The impact on local communities

However, investors should consider the needs and priorities of the current residents to truly reap the financial rewards. The reason is simple: Collaborating with the people who live and work in these areas helps investors identify the types of revitalization projects that would make the biggest difference on these communities.

And the potential benefits is significant.

  • Improved transportation infrastructure increases access to jobs, education, and healthcare for residents who otherwise might not have had access to it. That can include things like funding for new bus lines, bike lanes, or other forms of public transportation as well as upgrades to existing transportation systems.
  • The addition of grocery stores and other retail businesses can also make a big difference in low-income neighborhoods.

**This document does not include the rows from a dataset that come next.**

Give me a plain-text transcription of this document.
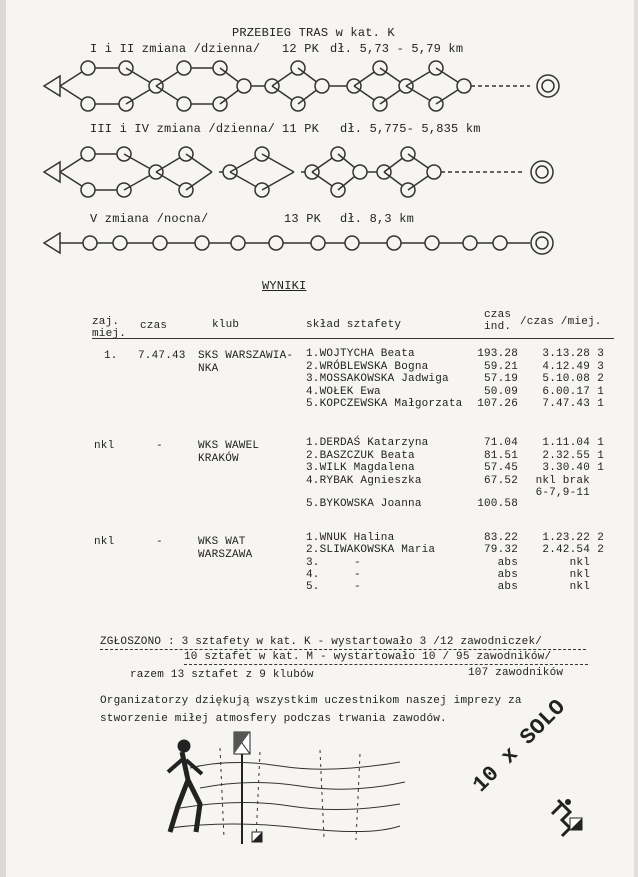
PRZEBIEG TRAS w kat. K
I i II zmiana /dzienna/ 12 PK dł. 5,73 - 5,79 km
III i IV zmiana /dzienna/ 11 PK dł. 5,775- 5,835 km
V zmiana /nocna/	13 PK dł. 8,3 km
WYNIKI
zaj.
miej.
czas	klub	skład sztafety
czas
ind. /czas /miej.
1. 7.47.43 SKS WARSZAWIA-
NKA
1.WOJTYCHA Beata	193.28	3.13.28 3
2.WRÓBLEWSKA Bogna	59.21	4.12.49 3
3.MOSSAKOWSKA Jadwiga	57.19	5.10.08 2
4.WOŁEK Ewa	50.09	6.00.17 1
5.KOPCZEWSKA Małgorzata	107.26	7.47.43 1
nkl	-	WKS WAWEL
KRAKÓW
1.DERDAŚ Katarzyna	71.04	1.11.04 1
2.BASZCZUK Beata	81.51	2.32.55 1
3.WILK Magdalena	57.45	3.30.40 1
4.RYBAK Agnieszka	67.52	nkl brak
6-7,9-11
5.BYKOWSKA Joanna	100.58
nkl	-	WKS WAT
WARSZAWA
1.WNUK Halina	83.22	1.23.22 2
2.SLIWAKOWSKA Maria	79.32	2.42.54 2
3.	-	abs	nkl
4.	-	abs	nkl
5.	-	abs	nkl
ZGŁOSZONO : 3 sztafety w kat. K - wystartowało 3 /12 zawodniczek/
10 sztafet w kat. M - wystartowało 10 / 95 zawodników/
razem 13 sztafet z 9 klubów	107 zawodników
Organizatorzy dziękują wszystkim uczestnikom naszej imprezy za
stworzenie miłej atmosfery podczas trwania zawodów. 10 x SOLO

Many of these areas lack access to affordable and healthy food options, which contributes to various health issues.
  • Investments in green spaces and parks also positively impact low-income neighborhoods, as research shows green spaces help reduce crime rates, improve mental health, and create a sense of community pride.
  • Likewise, investments in education and workforce development creates opportunities many low-income residents never had. That includes after-school programs, job training initiatives, or other educational programs that help people acquire the skills they need to succeed in today’s economy.
  • Many underserved areas lack access to adequate healthcare facilities. Investments in facilities like this gives residents options they may have never had before.
  • Imagine living in a neighborhood without access to WiFi or other technological resources. Investments in technology infrastructure bridges that gap for these communities.
  • Affordable housing provides safe living spaces for low-income families, which also helps address homelessness and housing insecurity
  • Renewable energy investments help reduce the reliance on fossil fuels (gas, oil) – and it can create jobs and economic opportunities in low-income areas.

Of course, the key to creating meaningful change in low-income neighborhoods is working with local stakeholders and understanding the unique challenges and opportunities facing them. Opportunity Zones’ real estate development projects are then aligned with these types of neighborhoods, which benefits the residents and the investors.